I can't remember when my mother taught me to play chess. I literally can't remember. I just always knew. Which means between 3-4 years old.
Chess teaches not just strategic thinking but problem solving, power usage and discrimination and how to force an outcome through ingenuity.
Teach children to not just read but then to put it into a short report and have them orally present it. Do this until they're 18, make it part of their allowance. It builds reading, communication and writing skills. Also it removes stage fright.
I would add some sort of sport, musical instrument, art and home management system like being responsible for cooking twice a week and shopping.
Mental strength is comprised of resilience, discipline, focus, grit, curiosity, zest and flexibility. Creating an environment that passively exercises those skills will put them light years ahead of others. They wont have to be the smartest if they have practiced critical thinking and have an expansive vocabulary.
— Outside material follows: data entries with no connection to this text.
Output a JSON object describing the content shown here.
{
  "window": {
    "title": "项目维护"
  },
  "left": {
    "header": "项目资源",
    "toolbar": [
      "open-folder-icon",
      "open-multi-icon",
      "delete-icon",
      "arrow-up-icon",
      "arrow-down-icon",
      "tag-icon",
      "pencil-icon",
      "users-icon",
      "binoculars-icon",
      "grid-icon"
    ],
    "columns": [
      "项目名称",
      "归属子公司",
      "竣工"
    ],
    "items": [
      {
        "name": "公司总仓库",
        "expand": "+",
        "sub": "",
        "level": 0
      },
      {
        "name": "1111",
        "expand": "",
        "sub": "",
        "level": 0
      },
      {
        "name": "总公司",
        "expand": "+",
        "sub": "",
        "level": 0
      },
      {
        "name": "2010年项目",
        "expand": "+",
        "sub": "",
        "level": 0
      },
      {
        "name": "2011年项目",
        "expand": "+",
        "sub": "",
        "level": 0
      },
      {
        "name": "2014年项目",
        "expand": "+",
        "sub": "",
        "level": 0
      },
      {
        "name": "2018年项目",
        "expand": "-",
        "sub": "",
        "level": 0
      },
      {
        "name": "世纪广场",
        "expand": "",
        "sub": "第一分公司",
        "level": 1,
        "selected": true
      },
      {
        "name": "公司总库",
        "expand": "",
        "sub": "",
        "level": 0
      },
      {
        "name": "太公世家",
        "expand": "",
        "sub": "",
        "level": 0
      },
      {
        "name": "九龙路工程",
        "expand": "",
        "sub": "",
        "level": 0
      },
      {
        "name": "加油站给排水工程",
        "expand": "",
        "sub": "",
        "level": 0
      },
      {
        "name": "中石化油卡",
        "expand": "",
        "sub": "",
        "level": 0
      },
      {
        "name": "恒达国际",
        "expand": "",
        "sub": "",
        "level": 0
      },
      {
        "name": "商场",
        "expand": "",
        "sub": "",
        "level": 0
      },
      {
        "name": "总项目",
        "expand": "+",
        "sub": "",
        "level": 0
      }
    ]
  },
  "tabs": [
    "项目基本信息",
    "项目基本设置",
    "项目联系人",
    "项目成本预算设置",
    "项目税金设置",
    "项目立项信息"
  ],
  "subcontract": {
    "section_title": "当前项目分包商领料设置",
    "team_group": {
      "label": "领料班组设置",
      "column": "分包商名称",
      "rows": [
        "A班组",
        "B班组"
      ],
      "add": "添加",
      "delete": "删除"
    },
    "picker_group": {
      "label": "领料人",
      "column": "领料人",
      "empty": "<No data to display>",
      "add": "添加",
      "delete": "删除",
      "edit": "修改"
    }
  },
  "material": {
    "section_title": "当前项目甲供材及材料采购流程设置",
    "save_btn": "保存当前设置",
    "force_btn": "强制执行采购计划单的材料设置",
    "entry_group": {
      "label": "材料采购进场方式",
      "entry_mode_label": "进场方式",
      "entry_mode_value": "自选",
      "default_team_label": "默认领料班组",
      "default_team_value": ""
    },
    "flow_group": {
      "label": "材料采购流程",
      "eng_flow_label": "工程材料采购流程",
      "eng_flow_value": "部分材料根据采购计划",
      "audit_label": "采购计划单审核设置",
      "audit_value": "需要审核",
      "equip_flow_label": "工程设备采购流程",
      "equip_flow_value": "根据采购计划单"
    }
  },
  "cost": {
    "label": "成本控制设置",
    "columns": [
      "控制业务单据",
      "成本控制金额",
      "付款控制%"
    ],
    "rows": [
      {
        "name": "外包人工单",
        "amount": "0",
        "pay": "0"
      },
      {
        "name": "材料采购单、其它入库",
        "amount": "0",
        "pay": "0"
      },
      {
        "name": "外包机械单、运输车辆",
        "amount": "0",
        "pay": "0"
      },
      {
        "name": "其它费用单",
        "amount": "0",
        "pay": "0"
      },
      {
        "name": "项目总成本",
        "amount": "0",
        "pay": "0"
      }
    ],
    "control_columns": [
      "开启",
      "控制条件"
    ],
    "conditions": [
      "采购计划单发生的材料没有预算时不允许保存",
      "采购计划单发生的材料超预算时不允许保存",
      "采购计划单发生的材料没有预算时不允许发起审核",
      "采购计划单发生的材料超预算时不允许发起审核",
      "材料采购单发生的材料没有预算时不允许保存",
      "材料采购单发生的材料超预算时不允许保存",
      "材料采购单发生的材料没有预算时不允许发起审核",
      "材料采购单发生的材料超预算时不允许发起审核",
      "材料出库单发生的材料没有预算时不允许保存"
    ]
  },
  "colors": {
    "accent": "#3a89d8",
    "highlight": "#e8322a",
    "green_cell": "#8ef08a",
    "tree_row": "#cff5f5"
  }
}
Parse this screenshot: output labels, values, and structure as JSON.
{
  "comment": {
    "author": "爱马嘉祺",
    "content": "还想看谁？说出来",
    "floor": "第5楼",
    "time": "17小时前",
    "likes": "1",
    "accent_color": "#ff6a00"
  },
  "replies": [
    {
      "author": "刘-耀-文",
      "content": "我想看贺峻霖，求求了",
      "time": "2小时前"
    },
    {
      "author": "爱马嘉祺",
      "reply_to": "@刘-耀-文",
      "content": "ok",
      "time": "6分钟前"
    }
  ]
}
I would have children, particularly girls learn self defense from 5 on up. Krav Maga, aikido, something that wasn't strength dependent. Also deductive logic, puzzle solving, behavioral psychology. Flexibility of thinking that would serve whatever they decided to become.
While we don't want to over control children we do want to pretend we still live on the prairie. What skills would you want them to have if you died at 12, 16, 18, 21, 25?
My mother expressed that as an only child her concern was transferring as much of her knowledge to me as fast and thoroughly as possible. My father was interested in refining it. He was big on chess.
As a teacher I meet children and then adults baffled by the world, lacking any hustle. My parents graphically explained drugs, street hustles, sex, work, professionalism----anything they encountered to me but earlier faster.
I often find I'm not awed or frightened or overwhelmed because I have been taught how to have a reserve, a skill bank within.
Pretend you've got a finite time to compress your knowledge into useful skills. If you can't, maybe you should be looking at what you don't know. Your time with your children, as soon as they're born is ticking away.